Marx and Engels were very clear that the accumulation of wealth is a social creation; not solely an individual accomplishment: “To be a capitalist is to have not only a purely personal, but a social position in production. Capital is a collective product.” This view runs counter to the myth of the “self-made millionaire” that is propped up and promoted in American society. Discussions about wealth and success often fail to point out that no one attains financial stability on their own merits. This is especially true for the super-rich, most of whom started out with significant economic advantages as demonstrated in the recent study Born on Third Base.
- If you believe that you are not a Marxist then you might be a Marxist!
It is often noted that Marx said, “All I know is that I am not a Marxist.” This famous quote has never been attributed directly to Marx but actually shows up in a letter Engels wrote where he quoted Marx as saying this. Nevertheless, Marx was certainly aware, even in is day, how his ideas were becoming distorted and therefore he warned against such idolization.

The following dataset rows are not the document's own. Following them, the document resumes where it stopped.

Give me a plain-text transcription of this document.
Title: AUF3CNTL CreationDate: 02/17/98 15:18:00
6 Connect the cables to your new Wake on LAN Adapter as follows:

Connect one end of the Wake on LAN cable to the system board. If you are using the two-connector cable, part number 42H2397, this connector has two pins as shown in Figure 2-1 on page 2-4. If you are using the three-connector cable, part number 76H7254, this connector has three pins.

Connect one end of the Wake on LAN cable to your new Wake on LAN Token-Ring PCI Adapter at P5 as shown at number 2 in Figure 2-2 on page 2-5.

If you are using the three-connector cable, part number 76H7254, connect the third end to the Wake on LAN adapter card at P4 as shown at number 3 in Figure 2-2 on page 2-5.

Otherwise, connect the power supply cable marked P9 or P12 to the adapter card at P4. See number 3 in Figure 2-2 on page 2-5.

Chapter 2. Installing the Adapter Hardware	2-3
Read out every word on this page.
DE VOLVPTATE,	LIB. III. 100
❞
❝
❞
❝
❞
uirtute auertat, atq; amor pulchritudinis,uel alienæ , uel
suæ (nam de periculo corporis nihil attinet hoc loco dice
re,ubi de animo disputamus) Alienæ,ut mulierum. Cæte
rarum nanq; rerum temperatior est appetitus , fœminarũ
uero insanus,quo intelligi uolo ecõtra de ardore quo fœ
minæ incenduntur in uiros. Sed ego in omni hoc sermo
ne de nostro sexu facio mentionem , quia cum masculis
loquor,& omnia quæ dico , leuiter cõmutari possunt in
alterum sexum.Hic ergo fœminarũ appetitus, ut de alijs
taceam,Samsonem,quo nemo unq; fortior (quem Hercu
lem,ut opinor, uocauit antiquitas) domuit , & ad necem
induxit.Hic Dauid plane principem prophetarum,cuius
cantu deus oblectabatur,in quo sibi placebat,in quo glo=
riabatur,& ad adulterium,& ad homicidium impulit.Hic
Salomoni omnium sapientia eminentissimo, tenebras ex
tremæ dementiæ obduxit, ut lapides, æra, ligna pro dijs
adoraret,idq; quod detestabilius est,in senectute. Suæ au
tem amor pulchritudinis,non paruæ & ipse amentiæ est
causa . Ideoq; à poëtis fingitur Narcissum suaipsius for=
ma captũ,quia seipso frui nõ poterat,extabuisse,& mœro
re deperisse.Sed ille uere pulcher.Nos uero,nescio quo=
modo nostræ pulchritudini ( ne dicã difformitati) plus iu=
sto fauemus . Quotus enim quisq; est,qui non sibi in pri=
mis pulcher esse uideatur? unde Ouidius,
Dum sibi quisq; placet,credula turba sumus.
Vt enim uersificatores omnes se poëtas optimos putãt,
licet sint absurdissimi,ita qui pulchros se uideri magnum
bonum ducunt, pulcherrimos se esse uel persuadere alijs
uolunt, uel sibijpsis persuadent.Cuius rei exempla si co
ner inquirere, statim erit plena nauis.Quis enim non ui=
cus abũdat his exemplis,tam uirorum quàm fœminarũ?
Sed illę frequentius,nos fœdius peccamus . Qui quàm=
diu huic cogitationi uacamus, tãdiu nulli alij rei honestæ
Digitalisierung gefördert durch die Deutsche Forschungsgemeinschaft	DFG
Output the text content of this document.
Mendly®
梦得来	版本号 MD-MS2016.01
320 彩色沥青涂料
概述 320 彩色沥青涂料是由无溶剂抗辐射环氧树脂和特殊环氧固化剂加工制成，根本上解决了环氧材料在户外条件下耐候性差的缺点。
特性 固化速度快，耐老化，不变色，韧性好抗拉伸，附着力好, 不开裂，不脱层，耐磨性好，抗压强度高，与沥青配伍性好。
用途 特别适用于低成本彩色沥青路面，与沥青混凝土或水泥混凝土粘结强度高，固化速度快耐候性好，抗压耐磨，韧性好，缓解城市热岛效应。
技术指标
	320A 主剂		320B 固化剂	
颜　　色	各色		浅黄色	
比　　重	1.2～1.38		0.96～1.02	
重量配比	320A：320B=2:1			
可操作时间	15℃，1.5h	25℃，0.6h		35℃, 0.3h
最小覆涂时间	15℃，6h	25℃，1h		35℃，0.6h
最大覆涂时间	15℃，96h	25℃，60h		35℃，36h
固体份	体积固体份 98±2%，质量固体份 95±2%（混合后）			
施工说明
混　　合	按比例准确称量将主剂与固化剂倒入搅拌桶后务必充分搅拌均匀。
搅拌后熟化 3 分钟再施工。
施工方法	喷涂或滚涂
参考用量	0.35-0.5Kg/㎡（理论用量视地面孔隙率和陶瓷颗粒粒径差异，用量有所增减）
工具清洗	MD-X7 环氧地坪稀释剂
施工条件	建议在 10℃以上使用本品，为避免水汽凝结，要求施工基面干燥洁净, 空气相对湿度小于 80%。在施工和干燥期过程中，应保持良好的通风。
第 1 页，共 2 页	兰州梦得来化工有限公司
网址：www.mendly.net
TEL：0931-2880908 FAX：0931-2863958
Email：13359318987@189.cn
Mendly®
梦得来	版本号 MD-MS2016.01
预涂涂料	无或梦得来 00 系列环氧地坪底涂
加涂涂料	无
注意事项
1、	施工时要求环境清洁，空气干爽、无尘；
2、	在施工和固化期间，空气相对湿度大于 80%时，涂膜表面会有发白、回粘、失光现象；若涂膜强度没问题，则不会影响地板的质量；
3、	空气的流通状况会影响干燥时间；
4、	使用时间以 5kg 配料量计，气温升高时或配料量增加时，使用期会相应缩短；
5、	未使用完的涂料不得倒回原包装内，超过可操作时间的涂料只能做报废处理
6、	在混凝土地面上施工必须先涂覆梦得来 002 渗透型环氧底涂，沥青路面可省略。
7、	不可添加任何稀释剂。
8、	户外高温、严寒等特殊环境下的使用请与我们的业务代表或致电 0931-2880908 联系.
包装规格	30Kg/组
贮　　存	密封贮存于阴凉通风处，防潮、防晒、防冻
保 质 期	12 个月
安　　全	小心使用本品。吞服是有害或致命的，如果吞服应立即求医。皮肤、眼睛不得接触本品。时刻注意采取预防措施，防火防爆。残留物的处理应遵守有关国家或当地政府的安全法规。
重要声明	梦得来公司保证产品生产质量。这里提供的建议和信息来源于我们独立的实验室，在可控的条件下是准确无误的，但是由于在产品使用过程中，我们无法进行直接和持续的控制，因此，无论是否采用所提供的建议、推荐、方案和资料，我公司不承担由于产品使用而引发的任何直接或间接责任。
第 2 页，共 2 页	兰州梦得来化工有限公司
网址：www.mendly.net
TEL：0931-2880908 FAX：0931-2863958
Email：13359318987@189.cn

Between this post and my earlier one I’ve offered thirteen examples of Marx’s ideas to demonstrate that what he advocated for is not too different than what many of us might believe. The purpose of these posts is not to make people Marxists—despite their titles. Rather, I hope to promote a deeper and less dogmatic understanding of Marx’s contribution to the way we see and think about society today. I also hope to encourage readers to pick up a book like The Communist Manifesto and see for yourself what Marx had to say (my favorite user-friendly version is an annotated one edited by Phil Gasper). Who knows, you might find that like these two guys (channeling Katy Perry) you read some Marx and you liked it!